One of the very few perks of being the son of a carpenter/handyman who rarely showed up to work and instead sent his son to do his assignments for him was that I was very good with my hands. Especially with wood. All puns intended, naturally. I could build almost anything from scratch in no time. In college, in between my construction work during the summers, I’d make a buck assembling furniture from IKEA.
The child and I were done within forty minutes. She drew rainbows and clouds and unicorns on the frame while I put it together. She also didn’t shut up for one second and wrestled me into a conversation about ice cream flavors and fluffy animals. I grunted every few sentences to show her I was still there but refused to engage in the conversation.

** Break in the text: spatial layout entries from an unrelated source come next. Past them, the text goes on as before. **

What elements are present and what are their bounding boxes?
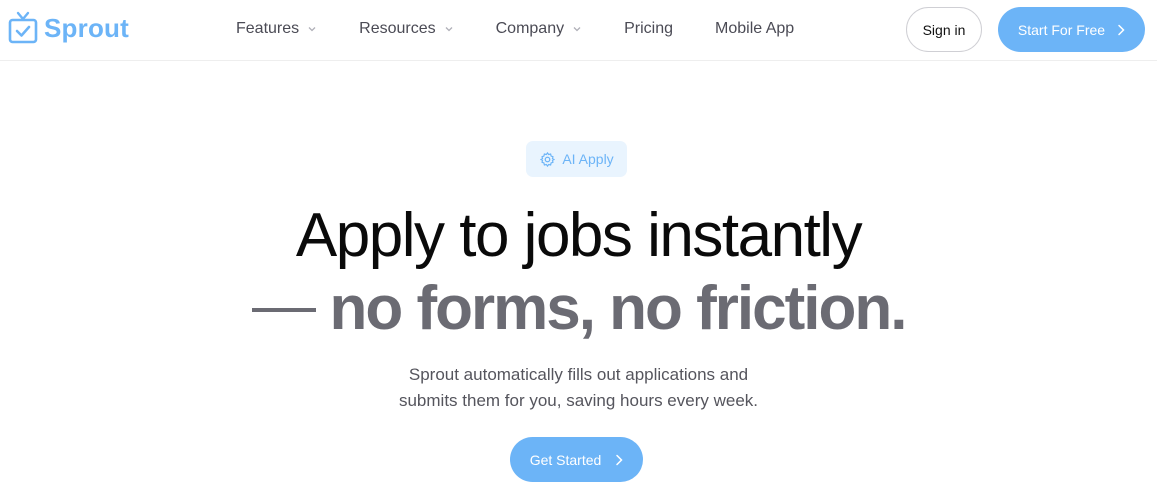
nav-item-label: Company xyxy=(495,20,565,37)
main-menu: Features Resources Company Pricing Mobil… xyxy=(236,0,836,58)
gear-icon xyxy=(540,151,556,167)
nav-item-label: Features xyxy=(236,20,300,37)
hero-headline-line1: Apply to jobs instantly xyxy=(295,201,863,270)
chevron-down-icon xyxy=(573,27,581,32)
hero-headline-line2: no forms, no friction. xyxy=(0,274,1157,344)
sign-in-button[interactable]: Sign in xyxy=(906,7,982,52)
chevron-right-icon xyxy=(616,454,623,465)
chevron-down-icon xyxy=(308,27,316,32)
start-for-free-label: Start For Free xyxy=(1017,21,1106,38)
nav-item-label: Mobile App xyxy=(715,20,795,37)
nav-item-company[interactable]: Company xyxy=(496,20,582,38)
badge-label: AI Apply xyxy=(562,151,614,167)
get-started-label: Get Started xyxy=(529,451,602,468)
nav-item-features[interactable]: Features xyxy=(236,20,317,38)
nav-item-mobile-app[interactable]: Mobile App xyxy=(715,20,794,38)
tv-check-icon xyxy=(8,11,38,44)
brand-logo[interactable]: Sprout xyxy=(8,8,129,48)
hero-headline-line2-text: no forms, no friction. xyxy=(329,274,908,343)
hero-subtext-line1: Sprout automatically fills out applicati… xyxy=(408,365,749,384)
chevron-down-icon xyxy=(445,27,453,32)
hero-subtext-line2: submits them for you, saving hours every… xyxy=(398,391,759,410)
chevron-right-icon xyxy=(1118,24,1125,35)
get-started-button[interactable]: Get Started xyxy=(510,437,643,482)
nav-item-label: Resources xyxy=(359,20,436,37)
top-navbar: Sprout Features Resources Company Pricin… xyxy=(0,0,1157,61)
brand-name: Sprout xyxy=(44,12,129,43)
ai-apply-badge: AI Apply xyxy=(526,141,627,177)
nav-item-label: Pricing xyxy=(624,20,674,37)
start-for-free-button[interactable]: Start For Free xyxy=(998,7,1145,52)
nav-item-pricing[interactable]: Pricing xyxy=(624,20,673,38)
nav-item-resources[interactable]: Resources xyxy=(359,20,453,38)
em-dash xyxy=(251,307,316,312)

After that, we went downstairs with Dylan’s grocery list. The child tried to convince me to buy her chocolate, but it wasn’t in the manual, so I refused. She started crying and screaming. By the time we’d returned upstairs and unloaded the groceries, I was flustered, frustrated, and done with my day. How did parents manage not to become alcoholics? That was a case for the FBI.
“Uncle Rhyrand.” The child tugged at my pants, looking up at me. “I’m hungry. Can we eat?”